Global headwinds such as slowed economic growth in China and low oil prices challenge small and midsize companies, PwC research suggests.
Of the more than 200 CEOs of US-based SMEs that PwC polls quarterly, only 53% were optimistic in the fourth quarter of 2015, down from 71% in the first quarter.
Respondents in the PwC Trendsetter Barometer are part of the growth engine of the US economy, said Ken Esch, CPA, a tax partner in PwC’s private company services section who oversees the survey. And they view the uncertain US economy and even more so the international economy as a challenging environment.
“The No. 1 issue on the minds of business leaders is ‘How do I continue to grow my business in a very challenging economy?’ ” Esch said.
The Trendsetter Barometer taken during the fourth quarter of 2015 and PwC’s 2016 global CEO survey present five strategies that US-based SMEs are pursuing to boost revenue, profits, and value:
Mergers and acquisitions, joint ventures. The number of SMEs planning a merger, acquisition, or joint venture rose a record 7 percentage points to 17% in the fourth quarter of 2015, up from 10% in the third quarter. M&A and joint ventures are an important strategy for SMEs to increase revenue, Esch said. “Financing [costs] remain historically low for many companies, [but] the current low rates will stay low for only so long. Companies planning to take advantage of them should probably do so sooner rather than later.”
Customer experience. In the fourth quarter, 30% of SMEs planned major new investments in 2016, up from 25% in the previous quarter. Many of the investments (74% of respondents) are earmarked to go into operations, up from 65% the previous quarter.
The emphasis on operational investments is meant to improve customers’ experience, including how customers can find out about and order products and services and how purchases are delivered, Esch said. “A lot of it is through technology platforms.”
Overseas expansions. About half of the SMEs polled for the Trendsetter Barometer do business abroad, and the economic slowdown in China is affecting them. Of the companies selling in China, only about 54% polled in the fourth quarter of 2015 expected to meet their revenue targets for the year, down from 70% polled a year earlier.
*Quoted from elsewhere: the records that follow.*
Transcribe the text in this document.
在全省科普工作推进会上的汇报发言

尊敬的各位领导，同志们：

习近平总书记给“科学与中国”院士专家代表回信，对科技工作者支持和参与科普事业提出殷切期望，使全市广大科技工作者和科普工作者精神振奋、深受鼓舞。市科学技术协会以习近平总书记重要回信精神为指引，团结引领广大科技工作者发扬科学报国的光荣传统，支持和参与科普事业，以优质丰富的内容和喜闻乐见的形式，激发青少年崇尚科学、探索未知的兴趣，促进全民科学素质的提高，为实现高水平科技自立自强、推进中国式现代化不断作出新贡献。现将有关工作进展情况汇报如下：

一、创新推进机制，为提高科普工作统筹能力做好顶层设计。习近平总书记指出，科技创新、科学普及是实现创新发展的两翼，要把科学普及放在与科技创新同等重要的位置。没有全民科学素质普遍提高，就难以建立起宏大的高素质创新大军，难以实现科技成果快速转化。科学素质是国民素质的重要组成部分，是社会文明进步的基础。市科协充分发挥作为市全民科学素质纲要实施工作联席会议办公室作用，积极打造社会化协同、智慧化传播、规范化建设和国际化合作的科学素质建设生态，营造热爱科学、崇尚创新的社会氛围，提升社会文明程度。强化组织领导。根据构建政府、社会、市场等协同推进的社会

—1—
China’s long-term potential, however, remains substantial, Esch said. “You need to continue to evaluate how you enter this market, but companies should not take their eyes off the ball in terms of growth opportunities.”
While growth overseas is slower than in years past, high-performing SMEs continue to look for opportunities to expand in developed economies such as Canada, Germany, and the UK and emerging economies. Brazil, which presents a very challenging economic and regulatory environment, as well as India, Mexico, Russia, and the United Arab Emirates, were among the ten most important countries CEOs named for growth prospects in 2016, according to PwC’s CEO survey.
Among multinational SMEs polled for the Trendsetter Barometer, 44% planned major capital investments overseas and 37% planned increased spending abroad to introduce new products and services.
Data analysis. The increase in planned technology investments aims to improve customers’ experience and help the companies learn more about their customers and their customers’ buying habits, Esch said. Harnessing this information will allow SMEs to better identify new products and services and to fine-tune pricing.
SMEs “use this information to determine what types of products and services to present, when to present them, whether they can connect one service or product with another,” he said. “There’s focus on the top-line growth, but there’s also benefit to bottom-line results.”
Talent. Fifty-eight per cent of SMEs polled in the fourth quarter of 2015 planned to increase their headcount, up slightly from 56% in the previous quarter, but companies are predominantly looking for specialists, particularly in sales, marketing, and technology.
Most of the hiring is in the US, Esch said, but companies will consider global resources to attract hard-to-find skilled talent. For example, one company he works with hired ten engineers from Ireland last year because it had such a hard time filling the positions in the US.